Now, 50 years and a name change later, The International Center is still Indiana’s window to the world, offering hospitality to international visitors and providing Hoosiers with cultural and educational programming.
Simply put, The International Center would not exist without Richard Lugar’s tireless efforts for the city of Indianapolis.
Even during his career as a United States senator, Lugar continued to collaborate with The International Center. He served as Chairman of the Foreign Relations Committee, and he often involved The Center in his efforts to establish ties with the Association of Southeast Asian Nations.
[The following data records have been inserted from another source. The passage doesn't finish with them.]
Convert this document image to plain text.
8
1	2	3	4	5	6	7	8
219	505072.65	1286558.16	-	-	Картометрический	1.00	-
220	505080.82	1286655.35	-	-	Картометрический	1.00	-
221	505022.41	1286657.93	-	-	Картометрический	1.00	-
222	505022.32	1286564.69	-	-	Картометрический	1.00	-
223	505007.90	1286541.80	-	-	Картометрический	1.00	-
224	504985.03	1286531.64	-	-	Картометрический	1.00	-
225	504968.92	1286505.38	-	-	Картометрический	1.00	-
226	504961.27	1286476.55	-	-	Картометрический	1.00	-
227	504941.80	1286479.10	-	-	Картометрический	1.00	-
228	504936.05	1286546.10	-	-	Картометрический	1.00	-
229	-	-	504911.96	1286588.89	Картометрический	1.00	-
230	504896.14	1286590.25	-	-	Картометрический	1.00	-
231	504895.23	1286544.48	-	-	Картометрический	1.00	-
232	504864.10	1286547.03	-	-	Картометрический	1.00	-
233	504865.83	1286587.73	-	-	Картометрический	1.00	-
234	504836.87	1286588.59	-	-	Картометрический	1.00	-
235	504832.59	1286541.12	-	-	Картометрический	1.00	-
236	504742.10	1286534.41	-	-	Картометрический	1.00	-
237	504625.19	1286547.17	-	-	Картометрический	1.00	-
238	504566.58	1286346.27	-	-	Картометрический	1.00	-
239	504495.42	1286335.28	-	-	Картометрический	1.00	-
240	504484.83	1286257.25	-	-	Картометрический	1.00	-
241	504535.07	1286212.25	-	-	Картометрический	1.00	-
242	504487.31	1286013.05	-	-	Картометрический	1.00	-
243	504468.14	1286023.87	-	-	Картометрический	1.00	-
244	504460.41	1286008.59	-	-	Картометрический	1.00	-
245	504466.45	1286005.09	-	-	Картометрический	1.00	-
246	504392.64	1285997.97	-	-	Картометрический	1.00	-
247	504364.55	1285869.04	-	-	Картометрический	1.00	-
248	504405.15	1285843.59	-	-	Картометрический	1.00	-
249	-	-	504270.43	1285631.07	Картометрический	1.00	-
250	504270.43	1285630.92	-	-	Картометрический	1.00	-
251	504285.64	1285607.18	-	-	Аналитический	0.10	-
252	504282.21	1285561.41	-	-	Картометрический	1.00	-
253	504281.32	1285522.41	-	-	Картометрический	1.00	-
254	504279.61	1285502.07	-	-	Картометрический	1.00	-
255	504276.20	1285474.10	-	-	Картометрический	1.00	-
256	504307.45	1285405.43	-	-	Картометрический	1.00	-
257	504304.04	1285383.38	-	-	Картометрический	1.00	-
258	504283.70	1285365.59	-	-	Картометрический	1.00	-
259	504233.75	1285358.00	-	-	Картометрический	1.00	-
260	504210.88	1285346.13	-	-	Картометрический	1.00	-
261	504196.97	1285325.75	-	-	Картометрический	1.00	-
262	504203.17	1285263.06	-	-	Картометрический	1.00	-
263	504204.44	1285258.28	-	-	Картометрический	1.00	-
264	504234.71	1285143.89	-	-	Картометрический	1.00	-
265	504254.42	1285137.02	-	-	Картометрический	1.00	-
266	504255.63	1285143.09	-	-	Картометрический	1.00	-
In honor of his contributions, Richard Lugar received the International Citizen of the Year Award twice—once in 1986 and again in 2003. He was also awarded the Presidential Medal of Freedom from President Barack Obama, as well as several international awards and honors.
Back in 1971, Lugar said to the conference delegates: “I dreamed that someday I might return to the city of my birth and help create many new and exciting walks, buildings and parks, which my friends and their children from all over the world might enjoy for decades and hopefully centuries to come.”
More than 50 years later, The International Center remains a testament to Richard Lugar’s legacy, making an impact in the international community and creating a better future for all Hoosiers.